# Why are SOnR and SLnR Lie Groups?

1. Oct 7, 2008

### jacobrhcp

1. The problem statement, all variables and given/known data

Prove SOnR and SLnR are Lie groups, and determine their dimensions.

SOnR = {nxn real hermitian matrices and determinant > 0}
SLnR = {nxn real matrices with determinant 1}

3. The attempt at a solution

We can see that SLnR is level set at zero of the graph of a smooth function, namely the function f:Rm-1 -> R, x -> det[x] - 1, which is smooth because it is just a polynomial in the coefficients of elements of SLnR.
We know that the graph of a smooth function is a smooth manifold, and by the implicit function theorem, so is a level set of a smooth function, and so is SLnR, in this case of dimension n^2 -1.

The above is a very short version of what took the better part of several afternoons.

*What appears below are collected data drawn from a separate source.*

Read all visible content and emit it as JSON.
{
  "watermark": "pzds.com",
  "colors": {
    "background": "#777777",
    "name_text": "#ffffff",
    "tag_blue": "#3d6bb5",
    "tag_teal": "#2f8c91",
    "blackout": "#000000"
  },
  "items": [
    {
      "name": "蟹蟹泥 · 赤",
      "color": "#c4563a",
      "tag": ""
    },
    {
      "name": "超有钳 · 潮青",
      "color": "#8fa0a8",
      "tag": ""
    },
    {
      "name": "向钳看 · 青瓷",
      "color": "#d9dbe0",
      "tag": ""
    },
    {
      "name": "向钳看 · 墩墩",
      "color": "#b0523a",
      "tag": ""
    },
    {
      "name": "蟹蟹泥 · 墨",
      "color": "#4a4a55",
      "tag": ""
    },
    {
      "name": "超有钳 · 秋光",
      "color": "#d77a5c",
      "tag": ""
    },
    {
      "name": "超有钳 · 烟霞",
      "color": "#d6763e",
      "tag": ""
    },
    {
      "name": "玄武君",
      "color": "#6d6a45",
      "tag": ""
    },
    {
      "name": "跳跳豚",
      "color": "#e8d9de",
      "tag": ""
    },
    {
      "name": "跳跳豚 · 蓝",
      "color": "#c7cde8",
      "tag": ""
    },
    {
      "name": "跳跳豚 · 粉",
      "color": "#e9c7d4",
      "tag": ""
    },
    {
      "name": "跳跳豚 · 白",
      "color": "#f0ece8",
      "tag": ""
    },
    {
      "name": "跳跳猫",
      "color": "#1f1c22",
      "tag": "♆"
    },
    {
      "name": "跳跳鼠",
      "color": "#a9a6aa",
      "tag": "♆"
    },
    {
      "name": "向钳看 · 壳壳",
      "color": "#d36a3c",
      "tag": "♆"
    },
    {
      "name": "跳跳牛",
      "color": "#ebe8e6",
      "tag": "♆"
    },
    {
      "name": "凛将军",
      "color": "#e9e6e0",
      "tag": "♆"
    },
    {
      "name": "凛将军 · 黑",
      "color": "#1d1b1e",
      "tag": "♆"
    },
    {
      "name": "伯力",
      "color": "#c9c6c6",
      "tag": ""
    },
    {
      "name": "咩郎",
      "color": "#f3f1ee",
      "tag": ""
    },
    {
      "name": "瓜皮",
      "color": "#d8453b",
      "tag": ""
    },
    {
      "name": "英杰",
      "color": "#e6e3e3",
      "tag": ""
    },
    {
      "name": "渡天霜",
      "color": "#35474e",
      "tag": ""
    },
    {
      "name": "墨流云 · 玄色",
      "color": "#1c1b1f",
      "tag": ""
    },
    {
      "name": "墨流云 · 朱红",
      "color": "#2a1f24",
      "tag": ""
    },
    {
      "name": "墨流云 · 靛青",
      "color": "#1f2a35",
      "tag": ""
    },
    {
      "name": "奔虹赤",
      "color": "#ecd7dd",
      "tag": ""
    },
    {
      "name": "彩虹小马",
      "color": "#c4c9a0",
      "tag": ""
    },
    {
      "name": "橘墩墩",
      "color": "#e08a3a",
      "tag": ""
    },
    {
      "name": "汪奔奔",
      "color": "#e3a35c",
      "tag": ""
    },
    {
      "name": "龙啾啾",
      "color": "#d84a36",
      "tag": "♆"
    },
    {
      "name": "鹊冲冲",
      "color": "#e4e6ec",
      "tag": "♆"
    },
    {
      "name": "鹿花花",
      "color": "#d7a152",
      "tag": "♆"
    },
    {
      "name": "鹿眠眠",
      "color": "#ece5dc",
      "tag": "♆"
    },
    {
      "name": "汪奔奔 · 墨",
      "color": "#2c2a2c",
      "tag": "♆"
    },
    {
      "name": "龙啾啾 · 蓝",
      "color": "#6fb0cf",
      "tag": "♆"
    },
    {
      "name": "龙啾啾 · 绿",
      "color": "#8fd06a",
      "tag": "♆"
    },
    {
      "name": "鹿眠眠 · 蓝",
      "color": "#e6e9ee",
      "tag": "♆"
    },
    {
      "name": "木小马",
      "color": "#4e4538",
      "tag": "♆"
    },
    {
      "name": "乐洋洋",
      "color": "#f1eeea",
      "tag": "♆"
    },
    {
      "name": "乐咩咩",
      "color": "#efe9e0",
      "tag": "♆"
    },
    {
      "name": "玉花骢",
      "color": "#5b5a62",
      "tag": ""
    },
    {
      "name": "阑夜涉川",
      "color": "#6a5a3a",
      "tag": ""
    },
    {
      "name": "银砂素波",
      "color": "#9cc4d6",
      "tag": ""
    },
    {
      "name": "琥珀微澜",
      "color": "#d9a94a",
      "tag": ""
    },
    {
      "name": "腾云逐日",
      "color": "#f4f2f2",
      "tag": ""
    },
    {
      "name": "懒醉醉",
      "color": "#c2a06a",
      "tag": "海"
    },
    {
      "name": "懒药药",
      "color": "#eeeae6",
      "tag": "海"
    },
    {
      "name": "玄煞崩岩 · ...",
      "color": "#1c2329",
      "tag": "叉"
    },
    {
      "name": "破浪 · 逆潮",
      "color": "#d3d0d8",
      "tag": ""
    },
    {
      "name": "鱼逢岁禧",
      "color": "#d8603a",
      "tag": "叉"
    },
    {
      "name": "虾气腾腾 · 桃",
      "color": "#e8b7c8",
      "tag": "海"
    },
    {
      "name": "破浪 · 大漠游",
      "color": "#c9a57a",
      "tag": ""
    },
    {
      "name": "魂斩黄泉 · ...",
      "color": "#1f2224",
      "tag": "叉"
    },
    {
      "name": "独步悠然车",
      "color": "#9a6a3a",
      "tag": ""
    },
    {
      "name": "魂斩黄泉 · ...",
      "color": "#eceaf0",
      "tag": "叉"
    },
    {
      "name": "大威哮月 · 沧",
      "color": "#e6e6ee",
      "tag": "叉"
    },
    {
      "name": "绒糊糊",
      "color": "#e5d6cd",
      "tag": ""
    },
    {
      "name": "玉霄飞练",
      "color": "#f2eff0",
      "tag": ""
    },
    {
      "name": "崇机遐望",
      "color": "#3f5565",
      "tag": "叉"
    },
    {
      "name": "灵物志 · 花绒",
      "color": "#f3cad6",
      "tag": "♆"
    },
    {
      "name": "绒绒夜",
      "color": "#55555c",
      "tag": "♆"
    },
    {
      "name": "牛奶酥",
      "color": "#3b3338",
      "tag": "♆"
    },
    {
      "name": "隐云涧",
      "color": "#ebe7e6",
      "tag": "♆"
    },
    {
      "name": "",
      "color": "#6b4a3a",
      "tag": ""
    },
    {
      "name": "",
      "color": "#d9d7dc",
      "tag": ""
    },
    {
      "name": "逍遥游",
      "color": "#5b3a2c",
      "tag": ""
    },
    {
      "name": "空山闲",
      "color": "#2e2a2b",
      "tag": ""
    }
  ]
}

I still have problems showing one thing:

I want to make a similar map for SOnR, to show that this is too a smooth manifold. What is such map? I imagine it being slightly more complicated, since I looked up its dimension to be n(n-1)/2. I figured SOnR is also the set {nxn matrices with determinant +1 or -1}, and hence be the union of the previous level set, with som other graph, but this would never yiel a dimension of n(n-1)/2

I feel quite lost, I hope someone can help me out.

Last edited: Oct 7, 2008